Vorlesen

Eishockey: Dicke Luft am Kobelhang

Uhr | Aktualisiert 19.03.2012 22:57 Uhr
Drucken per Mail
MEC-Team

Die Playoff-Glücksbärte im MEC-Team wachsen und wachsen. (FOTO: A. LÖFFLER)

Von
Am Dienstag zieht der EV Füssen für das dritte Playoff-Spiel gegen die Saale Bulls wieder in seine geliebte kleine Halle am Kobelhang um, in die kaum mehr aus tausend Leute reinpassen.
Halle (Saale)/MZ. 

Georg Holzmann hat im Eishockey so ziemlich alles erlebt. Er weiß, wovon er redet. Und der Teilnehmer an den Olympischen Spielen 1988 und 1992 in Calgary und Albertville ist eine ehrliche Haut geblieben.
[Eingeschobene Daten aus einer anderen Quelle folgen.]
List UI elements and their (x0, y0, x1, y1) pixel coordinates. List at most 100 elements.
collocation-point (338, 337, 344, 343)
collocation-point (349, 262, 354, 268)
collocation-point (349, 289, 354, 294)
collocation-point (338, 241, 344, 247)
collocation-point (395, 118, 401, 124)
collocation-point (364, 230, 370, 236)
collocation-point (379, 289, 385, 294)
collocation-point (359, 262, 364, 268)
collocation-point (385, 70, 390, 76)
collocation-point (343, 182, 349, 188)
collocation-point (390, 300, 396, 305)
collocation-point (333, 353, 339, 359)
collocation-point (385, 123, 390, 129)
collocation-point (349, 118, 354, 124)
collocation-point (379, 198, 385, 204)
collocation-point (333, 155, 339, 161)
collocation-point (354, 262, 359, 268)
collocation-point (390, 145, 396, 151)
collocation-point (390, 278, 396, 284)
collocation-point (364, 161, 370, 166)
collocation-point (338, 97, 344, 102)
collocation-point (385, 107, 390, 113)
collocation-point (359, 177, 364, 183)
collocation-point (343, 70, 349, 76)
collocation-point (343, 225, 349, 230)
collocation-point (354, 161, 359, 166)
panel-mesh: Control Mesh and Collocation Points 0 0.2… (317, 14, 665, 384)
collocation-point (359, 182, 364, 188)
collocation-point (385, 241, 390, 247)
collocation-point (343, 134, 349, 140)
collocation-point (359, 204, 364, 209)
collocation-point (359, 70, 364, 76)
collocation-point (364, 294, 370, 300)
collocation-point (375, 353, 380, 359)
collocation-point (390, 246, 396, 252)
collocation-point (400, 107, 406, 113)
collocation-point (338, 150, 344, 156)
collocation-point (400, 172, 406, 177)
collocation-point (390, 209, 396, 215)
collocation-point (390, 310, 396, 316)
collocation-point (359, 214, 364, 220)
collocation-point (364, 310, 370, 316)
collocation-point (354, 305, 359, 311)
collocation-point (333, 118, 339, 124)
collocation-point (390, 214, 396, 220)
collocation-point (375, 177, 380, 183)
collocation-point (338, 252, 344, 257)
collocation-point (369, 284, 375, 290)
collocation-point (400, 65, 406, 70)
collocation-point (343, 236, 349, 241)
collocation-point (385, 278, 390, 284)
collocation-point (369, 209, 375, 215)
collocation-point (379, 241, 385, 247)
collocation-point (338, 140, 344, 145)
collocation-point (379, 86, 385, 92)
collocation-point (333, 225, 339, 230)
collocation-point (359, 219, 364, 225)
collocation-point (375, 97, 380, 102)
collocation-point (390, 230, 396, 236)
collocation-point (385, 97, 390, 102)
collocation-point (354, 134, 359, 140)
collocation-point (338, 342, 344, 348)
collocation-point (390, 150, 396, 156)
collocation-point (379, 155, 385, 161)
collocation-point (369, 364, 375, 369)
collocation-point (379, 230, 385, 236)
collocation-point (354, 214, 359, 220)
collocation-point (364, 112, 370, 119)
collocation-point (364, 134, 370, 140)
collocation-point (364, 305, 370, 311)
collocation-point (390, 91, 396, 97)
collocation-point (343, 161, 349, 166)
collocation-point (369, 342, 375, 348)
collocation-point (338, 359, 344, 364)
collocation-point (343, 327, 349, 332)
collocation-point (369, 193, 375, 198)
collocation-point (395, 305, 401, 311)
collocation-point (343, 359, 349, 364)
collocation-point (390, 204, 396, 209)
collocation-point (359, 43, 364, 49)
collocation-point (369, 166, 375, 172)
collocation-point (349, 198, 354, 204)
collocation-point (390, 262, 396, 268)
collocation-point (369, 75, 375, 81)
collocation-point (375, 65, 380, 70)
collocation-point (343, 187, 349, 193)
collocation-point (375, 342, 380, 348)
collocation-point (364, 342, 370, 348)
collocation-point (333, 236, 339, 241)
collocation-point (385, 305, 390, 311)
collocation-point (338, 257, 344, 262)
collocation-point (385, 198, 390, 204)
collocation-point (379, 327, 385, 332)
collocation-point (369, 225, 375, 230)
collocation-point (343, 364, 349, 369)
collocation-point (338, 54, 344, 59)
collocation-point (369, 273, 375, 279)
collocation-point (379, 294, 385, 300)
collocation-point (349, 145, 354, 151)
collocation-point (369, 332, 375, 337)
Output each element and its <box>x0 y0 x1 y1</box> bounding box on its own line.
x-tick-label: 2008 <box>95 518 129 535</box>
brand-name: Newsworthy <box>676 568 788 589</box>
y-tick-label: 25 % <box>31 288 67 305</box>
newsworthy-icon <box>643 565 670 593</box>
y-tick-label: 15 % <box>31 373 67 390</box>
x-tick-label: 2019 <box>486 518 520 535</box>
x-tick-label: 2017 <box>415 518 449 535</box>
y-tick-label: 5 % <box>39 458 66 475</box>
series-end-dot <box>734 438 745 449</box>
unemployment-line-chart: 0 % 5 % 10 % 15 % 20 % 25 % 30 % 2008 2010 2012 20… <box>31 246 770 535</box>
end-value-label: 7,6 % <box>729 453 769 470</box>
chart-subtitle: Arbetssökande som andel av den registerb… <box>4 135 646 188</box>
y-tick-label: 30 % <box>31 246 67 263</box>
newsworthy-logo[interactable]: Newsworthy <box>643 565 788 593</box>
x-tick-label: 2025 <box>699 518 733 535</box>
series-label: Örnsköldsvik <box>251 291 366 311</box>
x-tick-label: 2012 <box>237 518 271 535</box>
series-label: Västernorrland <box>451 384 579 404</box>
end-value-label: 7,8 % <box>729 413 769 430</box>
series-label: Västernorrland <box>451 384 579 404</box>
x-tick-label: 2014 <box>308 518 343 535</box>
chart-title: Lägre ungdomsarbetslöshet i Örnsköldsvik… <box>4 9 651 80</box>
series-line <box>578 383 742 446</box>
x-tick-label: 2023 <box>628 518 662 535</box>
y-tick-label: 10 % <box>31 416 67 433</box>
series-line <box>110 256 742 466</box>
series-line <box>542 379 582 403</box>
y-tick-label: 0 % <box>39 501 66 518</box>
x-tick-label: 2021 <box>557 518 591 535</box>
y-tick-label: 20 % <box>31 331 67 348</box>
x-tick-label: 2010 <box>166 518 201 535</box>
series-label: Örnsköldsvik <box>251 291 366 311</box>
Er gesteht auch Fehler ein. "Am letzten Freitag haben wir eine grandiose Fehlentscheidung getroffen, als wir gegen Halle in unsere große Arena umgezogen sind", sagt der Trainer des EV Füssen. "Es waren zwar 1.500 Zuschauer da, aber es blieb auch die Hälfte der Plätze frei. Stimmung wollte nie aufkommen, gehört habe ich nur die gut hundert mitgereisten Fans aus Halle", so Holzmann.

Aus Fehlern aber kann man lernen. Und Holzmann hat sofort reagiert. Am Dienstag zieht der EV Füssen wieder in seine geliebte kleine Halle am Kobelhang um, in die kaum mehr aus tausend Leute reinpassen. "Es ist unsere letzte Chance. Wir brauchen unsere Fans, sie müssen für dicke Luft sorgen." Um 19.30 Uhr beginnt die Partie.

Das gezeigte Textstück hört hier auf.